Too often the arts have taken a patronising attitude to audiences. Too often artists and performers have continued to ply their trade to the same white middle class audiences. In the back of their minds lurks the vague hope that one day enlightenment might descend semi-miraculously upon the rest, that the masses might one day get wise to their brilliance. Ian McKellen's example in quitting London for Leeds may be a strong sign that this attitude just won't do any longer.

If we believe that experience of the arts can inspire, can lift the spirit, can add a third dimension to our lives, surely it is nothing less than our duty to go out and seek to spread what can be a life-transforming experience.

Make no mistake - the new audiences are out there clamouring to get in. One of our Arts Council members, the young concert pianist Joanna MacGregor, talks of her reaction recently when she played John Cage pieces to an audience unused to the genteel disciplines of the concert hall. They clapped between movements. They cheered and they shouted. Was Joanna appalled? "No. I wish all audiences were like that," she said.

In our process of change at the Arts Council of England, we recognise that there is a vitality and a freshness out there, a willingness among artists and audiences to take risks and be challenged. It is not our task to impose a new order. It is our task to respond to a new order.

And the new Arts Council will place its emphasis squarely on creating new audiences. The New Audiences programme - which we launched last month - was an initial attempt to bring into the fold between 3 million and 5 million people who would not normally think of attending an arts event.

Some of the 100 schemes are relatively simple. In Sheffield, for example, theatres will be looking at the degree to which ticket prices are an obstacle and seeking to break down the barriers with a range of reductions. Premiership Audiences is a cross art-form project which targets new audiences through football matches. ArtTaxis will take disabled and other people from rural areas to arts events, removing an obvious barrier.

However, that pounds 5 million programme is just the beginning. Widening access to the arts and acting imaginatively to bring in and keep new audiences will be right at the core of everything we do at the Arts Council.

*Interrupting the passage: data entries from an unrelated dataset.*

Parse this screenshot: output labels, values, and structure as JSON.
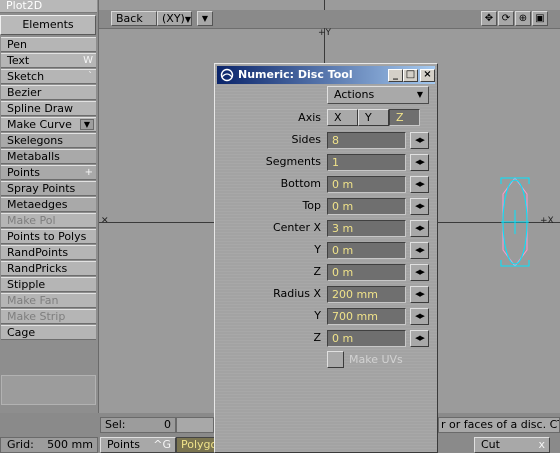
{
  "left_panel": {
    "top_tab": "Plot2D",
    "category": "Elements",
    "tools": [
      {
        "label": "Pen",
        "shortcut": "",
        "dim": false,
        "alt": false,
        "dropdown": false
      },
      {
        "label": "Text",
        "shortcut": "W",
        "dim": false,
        "alt": false,
        "dropdown": false
      },
      {
        "label": "Sketch",
        "shortcut": "`",
        "dim": false,
        "alt": false,
        "dropdown": false
      },
      {
        "label": "Bezier",
        "shortcut": "",
        "dim": false,
        "alt": false,
        "dropdown": false
      },
      {
        "label": "Spline Draw",
        "shortcut": "",
        "dim": false,
        "alt": false,
        "dropdown": false
      },
      {
        "label": "Make Curve",
        "shortcut": "",
        "dim": false,
        "alt": false,
        "dropdown": true
      },
      {
        "label": "Skelegons",
        "shortcut": "",
        "dim": false,
        "alt": true,
        "dropdown": false
      },
      {
        "label": "Metaballs",
        "shortcut": "",
        "dim": false,
        "alt": true,
        "dropdown": false
      },
      {
        "label": "Points",
        "shortcut": "+",
        "dim": false,
        "alt": true,
        "dropdown": false
      },
      {
        "label": "Spray Points",
        "shortcut": "",
        "dim": false,
        "alt": true,
        "dropdown": false
      },
      {
        "label": "Metaedges",
        "shortcut": "",
        "dim": false,
        "alt": true,
        "dropdown": false
      },
      {
        "label": "Make Pol",
        "shortcut": "",
        "dim": true,
        "alt": false,
        "dropdown": false
      },
      {
        "label": "Points to Polys",
        "shortcut": "",
        "dim": false,
        "alt": false,
        "dropdown": false
      },
      {
        "label": "RandPoints",
        "shortcut": "",
        "dim": false,
        "alt": false,
        "dropdown": false
      },
      {
        "label": "RandPricks",
        "shortcut": "",
        "dim": false,
        "alt": false,
        "dropdown": false
      },
      {
        "label": "Stipple",
        "shortcut": "",
        "dim": false,
        "alt": false,
        "dropdown": false
      },
      {
        "label": "Make Fan",
        "shortcut": "",
        "dim": true,
        "alt": false,
        "dropdown": false
      },
      {
        "label": "Make Strip",
        "shortcut": "",
        "dim": true,
        "alt": false,
        "dropdown": false
      },
      {
        "label": "Cage",
        "shortcut": "",
        "dim": false,
        "alt": false,
        "dropdown": false
      }
    ]
  },
  "viewport": {
    "view_button": "Back",
    "axes_button": "(XY)",
    "dropdown_arrow": "▼",
    "axis_marker_v": "+Y",
    "axis_marker_h": "+X"
  },
  "status_bar": {
    "sel_label": "Sel:",
    "sel_value": "0",
    "grid_label": "Grid:",
    "grid_value": "500 mm",
    "points_label": "Points",
    "points_shortcut": "^G",
    "polygons_label": "Polygo",
    "help_text": "r or faces of a disc. CTRL",
    "cut_label": "Cut",
    "cut_shortcut": "x"
  },
  "dialog": {
    "title": "Numeric: Disc Tool",
    "actions_label": "Actions",
    "axis_label": "Axis",
    "axis_options": [
      "X",
      "Y",
      "Z"
    ],
    "axis_selected": "Z",
    "fields": [
      {
        "label": "Sides",
        "value": "8"
      },
      {
        "label": "Segments",
        "value": "1"
      },
      {
        "label": "Bottom",
        "value": "0 m"
      },
      {
        "label": "Top",
        "value": "0 m"
      },
      {
        "label": "Center X",
        "value": "3 m"
      },
      {
        "label": "Y",
        "value": "0 m"
      },
      {
        "label": "Z",
        "value": "0 m"
      },
      {
        "label": "Radius X",
        "value": "200 mm"
      },
      {
        "label": "Y",
        "value": "700 mm"
      },
      {
        "label": "Z",
        "value": "0 m"
      }
    ],
    "make_uvs_label": "Make UVs",
    "minimize": "_",
    "maximize": "□",
    "close": "×"
  },
  "colors": {
    "title_gradient_start": "#0a246a",
    "title_gradient_end": "#a6caf0",
    "field_text": "#f0e38a",
    "disc_outline": "#00e5ff",
    "disc_edges": "#ff99cc"
  }
}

There is an issue here, too, about participation and the need to bring more people into active roles within the arts. To be in an audience can be exhilarating, but often it is the taking part - even if not formally as an actor or musician - that can lift many people to a still higher plane.

But how do we make sure that the pursuit of new and wider audiences, of greater participation in the arts, is not just a fad that we run with for a couple of years and then forget? We do it by making education another prerequisite of public funding. That way we build into our youngsters an expectation of access to and participation in the arts.

But it need not simply be altruism that drives us to share a love of the arts. It's about survival too. With ever-increasing recreational options - youngsters can choose on any given night between opera, theatre, the multiplex, live football or simply an increasing array of TV channels - it is incumbent upon us actively to seek out new audiences.

At the same time as we redefine our preconceptions of the audience, perhaps it is also time for us to review our tendency to see the arts as somehow segregated from the real world. I would like to conclude with a plea: let us not be sidetracked by the bogus debates. It is not popular art vs high art. It is not art as economic motor vs art as self-expression. The arts are none and all of these things.

Let us instead be confident about our arts and our artists and recognise that, at this moment, we have a unique opportunity to clear away the undergrowth and to create a landscape in which they can flourish.

Gershwin once said: "True music must repeat the thought and aspirations of the people and the time. My people are American. My time is today."

We - in Britain now - must repeat the thought and aspirations of our people and our time.